Edip Bey,
Ne zamandır arıyordum. Ben düzyazı şiir türünü çok severim. Siyah İnciler’i okudum, Melih Cevdet Bey’in yazdıkları hep yakınımdadır ve bir ara Yakup Kadri Bey’e kadar uzandım. Mensur şiirin Türkçeye çok yakıştığını düşünürüm ama edebiyatımızda bu alanda görece az eser olmasına da hep hayıflanmışımdır. Sonunda sizi buldum! Yani, İki Satır İki Satırdır’ı. Edip Bey, siz mektup yazmamışsınız. Tamam, bu metinleri mektup olarak yazmışsınız, bir zarfa koyup göndermişsiniz de.

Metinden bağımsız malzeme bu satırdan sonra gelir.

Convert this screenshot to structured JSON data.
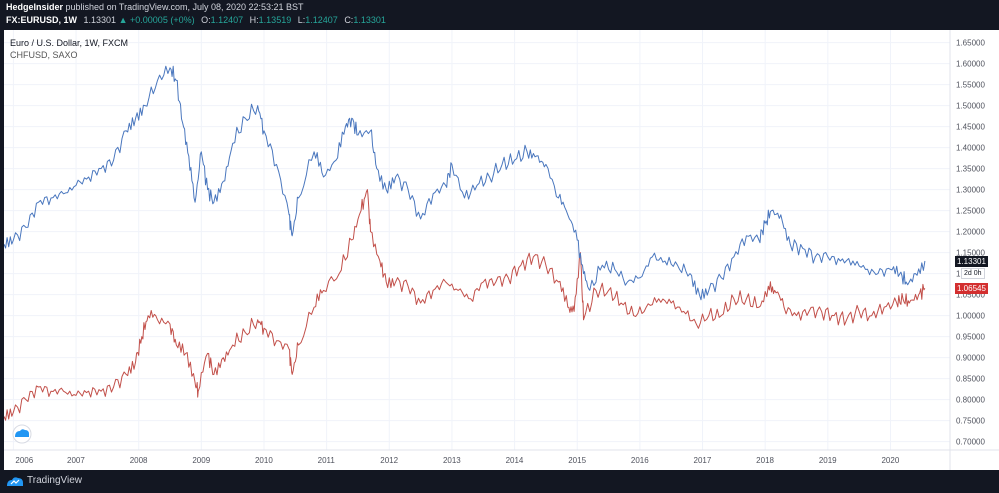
{
  "header": {
    "author": "HedgeInsider",
    "published_text": "published on TradingView.com, July 08, 2020 22:53:21 BST",
    "symbol": "FX:EURUSD, 1W",
    "last": "1.13301",
    "change_arrow": "▲",
    "change": "+0.00005 (+0%)",
    "o_label": "O:",
    "o_value": "1.12407",
    "h_label": "H:",
    "h_value": "1.13519",
    "l_label": "L:",
    "l_value": "1.12407",
    "c_label": "C:",
    "c_value": "1.13301"
  },
  "legend": {
    "main": "Euro / U.S. Dollar, 1W, FXCM",
    "compare": "CHFUSD, SAXO"
  },
  "badges": {
    "eurusd": "1.13301",
    "eurusd_time": "2d 0h",
    "chfusd": "1.06545"
  },
  "footer": {
    "brand": "TradingView"
  },
  "colors": {
    "eurusd": "#4a77be",
    "chfusd": "#c2504a",
    "background": "#ffffff",
    "frame": "#131722"
  },
  "chart_data": {
    "type": "line",
    "x_ticks": [
      "2006",
      "2007",
      "2008",
      "2009",
      "2010",
      "2011",
      "2012",
      "2013",
      "2014",
      "2015",
      "2016",
      "2017",
      "2018",
      "2019",
      "2020"
    ],
    "y_ticks": [
      "1.65000",
      "1.60000",
      "1.55000",
      "1.50000",
      "1.45000",
      "1.40000",
      "1.35000",
      "1.30000",
      "1.25000",
      "1.20000",
      "1.15000",
      "1.10000",
      "1.05000",
      "1.00000",
      "0.95000",
      "0.90000",
      "0.85000",
      "0.80000",
      "0.75000",
      "0.70000"
    ],
    "ylim": [
      0.68,
      1.68
    ],
    "xlim": [
      2005.85,
      2020.95
    ],
    "series": [
      {
        "name": "EURUSD",
        "points": [
          [
            2005.85,
            1.17
          ],
          [
            2006.0,
            1.18
          ],
          [
            2006.2,
            1.21
          ],
          [
            2006.4,
            1.27
          ],
          [
            2006.6,
            1.28
          ],
          [
            2006.8,
            1.29
          ],
          [
            2007.0,
            1.31
          ],
          [
            2007.2,
            1.33
          ],
          [
            2007.4,
            1.35
          ],
          [
            2007.6,
            1.37
          ],
          [
            2007.8,
            1.44
          ],
          [
            2007.95,
            1.47
          ],
          [
            2008.1,
            1.5
          ],
          [
            2008.3,
            1.56
          ],
          [
            2008.5,
            1.59
          ],
          [
            2008.6,
            1.56
          ],
          [
            2008.7,
            1.46
          ],
          [
            2008.8,
            1.38
          ],
          [
            2008.9,
            1.27
          ],
          [
            2009.0,
            1.39
          ],
          [
            2009.1,
            1.3
          ],
          [
            2009.2,
            1.27
          ],
          [
            2009.35,
            1.32
          ],
          [
            2009.5,
            1.41
          ],
          [
            2009.7,
            1.47
          ],
          [
            2009.9,
            1.5
          ],
          [
            2010.0,
            1.44
          ],
          [
            2010.2,
            1.36
          ],
          [
            2010.4,
            1.24
          ],
          [
            2010.45,
            1.19
          ],
          [
            2010.55,
            1.28
          ],
          [
            2010.8,
            1.39
          ],
          [
            2010.95,
            1.33
          ],
          [
            2011.15,
            1.37
          ],
          [
            2011.3,
            1.45
          ],
          [
            2011.4,
            1.47
          ],
          [
            2011.5,
            1.43
          ],
          [
            2011.7,
            1.44
          ],
          [
            2011.8,
            1.35
          ],
          [
            2011.95,
            1.3
          ],
          [
            2012.1,
            1.33
          ],
          [
            2012.3,
            1.3
          ],
          [
            2012.5,
            1.23
          ],
          [
            2012.7,
            1.29
          ],
          [
            2012.9,
            1.31
          ],
          [
            2013.0,
            1.36
          ],
          [
            2013.2,
            1.28
          ],
          [
            2013.4,
            1.31
          ],
          [
            2013.6,
            1.33
          ],
          [
            2013.8,
            1.36
          ],
          [
            2014.0,
            1.37
          ],
          [
            2014.2,
            1.39
          ],
          [
            2014.35,
            1.38
          ],
          [
            2014.5,
            1.36
          ],
          [
            2014.7,
            1.28
          ],
          [
            2014.85,
            1.24
          ],
          [
            2015.0,
            1.18
          ],
          [
            2015.1,
            1.1
          ],
          [
            2015.2,
            1.06
          ],
          [
            2015.4,
            1.12
          ],
          [
            2015.6,
            1.11
          ],
          [
            2015.8,
            1.08
          ],
          [
            2016.0,
            1.09
          ],
          [
            2016.2,
            1.14
          ],
          [
            2016.4,
            1.13
          ],
          [
            2016.6,
            1.12
          ],
          [
            2016.8,
            1.1
          ],
          [
            2016.95,
            1.05
          ],
          [
            2017.1,
            1.06
          ],
          [
            2017.3,
            1.09
          ],
          [
            2017.5,
            1.14
          ],
          [
            2017.7,
            1.19
          ],
          [
            2017.9,
            1.18
          ],
          [
            2018.0,
            1.22
          ],
          [
            2018.1,
            1.25
          ],
          [
            2018.25,
            1.24
          ],
          [
            2018.4,
            1.17
          ],
          [
            2018.6,
            1.16
          ],
          [
            2018.8,
            1.14
          ],
          [
            2019.0,
            1.14
          ],
          [
            2019.2,
            1.13
          ],
          [
            2019.4,
            1.13
          ],
          [
            2019.6,
            1.11
          ],
          [
            2019.8,
            1.1
          ],
          [
            2020.0,
            1.11
          ],
          [
            2020.15,
            1.1
          ],
          [
            2020.25,
            1.08
          ],
          [
            2020.4,
            1.1
          ],
          [
            2020.55,
            1.13
          ]
        ]
      },
      {
        "name": "CHFUSD",
        "points": [
          [
            2005.85,
            0.76
          ],
          [
            2006.0,
            0.77
          ],
          [
            2006.2,
            0.8
          ],
          [
            2006.4,
            0.83
          ],
          [
            2006.6,
            0.82
          ],
          [
            2006.8,
            0.82
          ],
          [
            2007.0,
            0.81
          ],
          [
            2007.2,
            0.82
          ],
          [
            2007.4,
            0.82
          ],
          [
            2007.6,
            0.83
          ],
          [
            2007.8,
            0.86
          ],
          [
            2007.95,
            0.89
          ],
          [
            2008.05,
            0.95
          ],
          [
            2008.15,
            1.0
          ],
          [
            2008.3,
            0.99
          ],
          [
            2008.5,
            0.98
          ],
          [
            2008.6,
            0.93
          ],
          [
            2008.75,
            0.91
          ],
          [
            2008.9,
            0.84
          ],
          [
            2008.95,
            0.82
          ],
          [
            2009.1,
            0.91
          ],
          [
            2009.2,
            0.86
          ],
          [
            2009.35,
            0.9
          ],
          [
            2009.5,
            0.93
          ],
          [
            2009.7,
            0.96
          ],
          [
            2009.9,
            0.99
          ],
          [
            2010.0,
            0.97
          ],
          [
            2010.2,
            0.94
          ],
          [
            2010.4,
            0.92
          ],
          [
            2010.45,
            0.86
          ],
          [
            2010.55,
            0.93
          ],
          [
            2010.8,
            1.02
          ],
          [
            2010.95,
            1.06
          ],
          [
            2011.2,
            1.1
          ],
          [
            2011.4,
            1.18
          ],
          [
            2011.55,
            1.25
          ],
          [
            2011.65,
            1.3
          ],
          [
            2011.7,
            1.2
          ],
          [
            2011.85,
            1.13
          ],
          [
            2011.95,
            1.08
          ],
          [
            2012.1,
            1.08
          ],
          [
            2012.3,
            1.07
          ],
          [
            2012.5,
            1.03
          ],
          [
            2012.7,
            1.06
          ],
          [
            2012.9,
            1.08
          ],
          [
            2013.1,
            1.06
          ],
          [
            2013.3,
            1.04
          ],
          [
            2013.5,
            1.08
          ],
          [
            2013.7,
            1.08
          ],
          [
            2013.9,
            1.09
          ],
          [
            2014.1,
            1.12
          ],
          [
            2014.3,
            1.14
          ],
          [
            2014.5,
            1.12
          ],
          [
            2014.7,
            1.08
          ],
          [
            2014.85,
            1.02
          ],
          [
            2014.95,
            1.01
          ],
          [
            2015.05,
            1.15
          ],
          [
            2015.1,
            0.99
          ],
          [
            2015.3,
            1.06
          ],
          [
            2015.5,
            1.06
          ],
          [
            2015.7,
            1.03
          ],
          [
            2015.9,
            1.0
          ],
          [
            2016.1,
            1.02
          ],
          [
            2016.3,
            1.04
          ],
          [
            2016.5,
            1.03
          ],
          [
            2016.7,
            1.01
          ],
          [
            2016.9,
            0.98
          ],
          [
            2017.1,
            1.0
          ],
          [
            2017.3,
            1.0
          ],
          [
            2017.5,
            1.04
          ],
          [
            2017.7,
            1.04
          ],
          [
            2017.9,
            1.02
          ],
          [
            2018.05,
            1.07
          ],
          [
            2018.15,
            1.06
          ],
          [
            2018.3,
            1.02
          ],
          [
            2018.5,
            1.0
          ],
          [
            2018.7,
            1.01
          ],
          [
            2018.9,
            1.01
          ],
          [
            2019.1,
            1.0
          ],
          [
            2019.3,
            0.99
          ],
          [
            2019.5,
            1.01
          ],
          [
            2019.7,
            1.0
          ],
          [
            2019.9,
            1.02
          ],
          [
            2020.1,
            1.03
          ],
          [
            2020.2,
            1.04
          ],
          [
            2020.3,
            1.03
          ],
          [
            2020.45,
            1.05
          ],
          [
            2020.55,
            1.065
          ]
        ]
      }
    ]
  }
}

Ama içerik, bu cümleler, düpedüz düzyazı şiir formunda bence. Kendine has bir söyleyiş var burada, adeta kendisiyle söyleşen paragraflar. Bu yüzden Alev Hanım’ın bazı cümleleri gereğince anlayamadığından yakınmasına şaşmamalı. Ama böyle bu. Cümlelerin özelliği. Yakalanan, yakalandığı sanılan ama elinizden kaçıveren kıvrak anlam. İyi ki öyle! Doğrusu, ben de gereğince anlamıyorum pek çok yeri. Ne ki, Alev Hanım gibi şikayetçi değilim bu durumdan; aksine çok memnunum.
Bir yerde dikkatimi çekti, Alev Hanım’a yazarken bir yandan şiir düşünceleri oluşuyor kafanızda. Sonra da diyorsunuz ki, “Mektup sana, şiirler dergiye.” Alev Hanım’a yazdıklarınız, ona yazıyor olma haliniz şiir için bir bahane, bir vasıta olmuş sanki. Yani nerdeyse bu mektupları edebiyat yolunda ürün vermek için kullanmışsınız, diyeceğim. Ama yok, bu kadar içten ve dolu yazamaz insan birine, eğer onu içtenlikle özlemiyorsa. Üstelik aykırı bir durum da yok ortada, öyle olsa bile. Pek çok edebiyatçının tutacağı bir yol gibi geliyor bana bu. Doğrusu Alev Hanım’ın da durumdan rahatsızlık duyacağını (duyduğunu yani) sanmıyorum. Kendisine hitap edilirken akla düşen dizeler bir kadını sadece mutlu eder.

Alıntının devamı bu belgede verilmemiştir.